Because the court made its decision based on preemption, it did not make a decision based on the alternative argument that the statute violates the commerce clause of the Constitution.

Contracts and the Law – Beer Contracts in Mergers & Acquisitions

Labatt distributor shows why contracts must work with the law and can’t just change it.

Link:  Esber Beverage Company v. Labatt USA Operating Company (Ohio Supreme Court)

Labatt Light Lime - Yum - Terminated Contract in InBev and Anheuser Busch MergerIs this still a thing? Terminated Contract in InBev and Anheuser Busch Merger

Every now and then I get a request to draw up an agreement that does not jive with the law.  I’ll get suggestions such as, “Just call it something else, like “Consulting Agreement.’”  I have to say, “It doesn’t work that way.  The contract has to work within the framework of the law.  Sorry.”

How is this relevant to anything?  Well, because when a manufacturer sell its rights relating to a particular brand of alcohol to a successor, the new owner can terminate any distributor’s franchise without cause.  At that point, the new owner’s obligations are notice and compensation.

We learn this because Esber Beverage Company was a long-time distributor of Labatt for InBev.  InBev went on to merge with Anheuser-Busch.  Because easy is cheap, the U.S. Department of Justice would not allow this merger to proceed without some sort of obstacle.  With no consideration at all of the good folks who distribute Labatt, the Justice Department forced the merged company to divest itself of all assets relating to Labatt.  A new company backed by private equity firm KPS Capital Partners, L.P. purchased the rights to Labatt and terminated Esber.

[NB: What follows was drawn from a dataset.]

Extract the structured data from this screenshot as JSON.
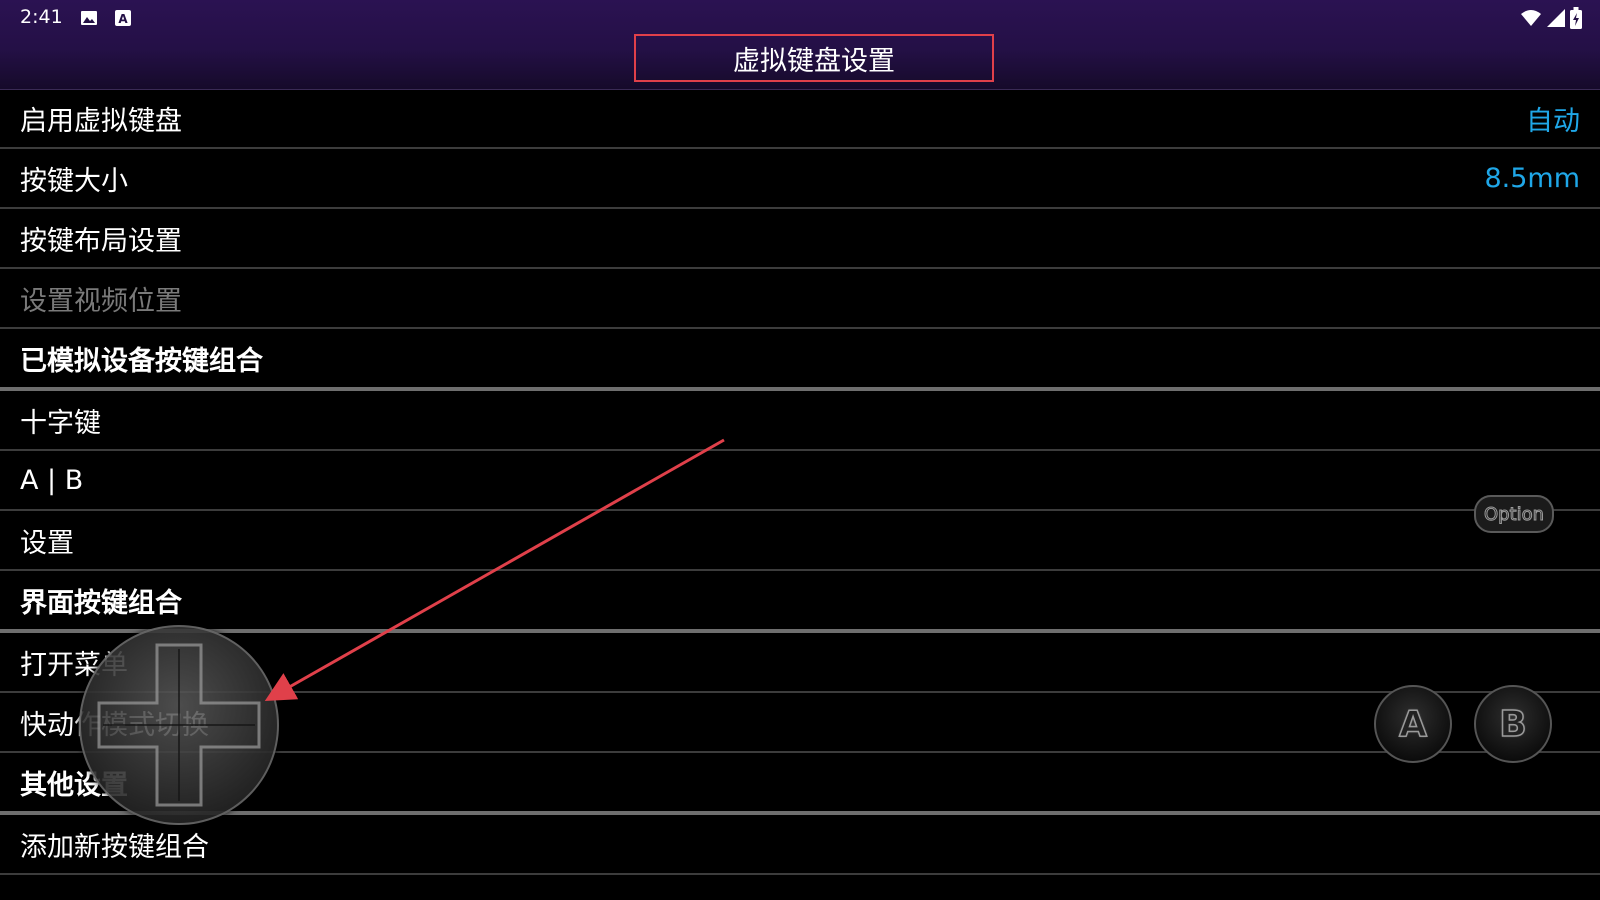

Esber sued claiming that the statute only applied when there was no written agreement.

The court didn’t buy it.

Pursuant to the statute, every manufacturer of alcoholic beverages must offer its distributors a written franchise agreement specifying the rights and duties of each party. If the parties do not enter a written franchise agreement, a franchise relationship will arise as a matter of law when a distributor distributes products for 90 days or more.  So far so good.

The statute also sets forth how to cancel or terminate a franchise.  There are three situations:

  • With prior consent and 60 days’ notice
  • With “just cause,” and the statutes explains what this means.

In addition, in either case, the manufacturer must repurchase all of the terminated distributor’s unsold inventory and sales aids.

However, the statute also provides for terminating a franchise when the manufacturer sells a particular brand or product of alcoholic beverage to a successor manufacturer. If a successor manufacturer acquires all or substantially all of the stock or assets of another manufacturer, the successor manufacturer may give written notice of termination, nonrenewal, or renewal of the franchise to a distributor of the acquired product or brand.  On termination of the franchise, the successor manufacturer must repurchase the distributor’s inventory and must compensate the distributor for the diminished value of the distributor’s business that is directly related to the sale of the terminated product, including the appraised market value of the distributor’s assets devoted to the sale of the terminated product and the goodwill associated with that product.

This was not enough for Esber, which asserts that the statute does not permit a successor manufacturer to terminate when the successor manufacturer has itself entered into or assumed a written contract with the distributor. The court disagreed and quoted another case for the proposition:

“When a statute’s language is clear and unambiguous, a court must apply it as written.”

It continued:

“The plain language of the statute allows the successor manufacturer to terminate a franchise.  The definition of “franchise” includes both written franchise agreements and franchise agreements that have arisen by operation of law.”

As a result, the new owner can terminate Esber and Esber is entitled to compensation.  However, the contract does not trump the statute.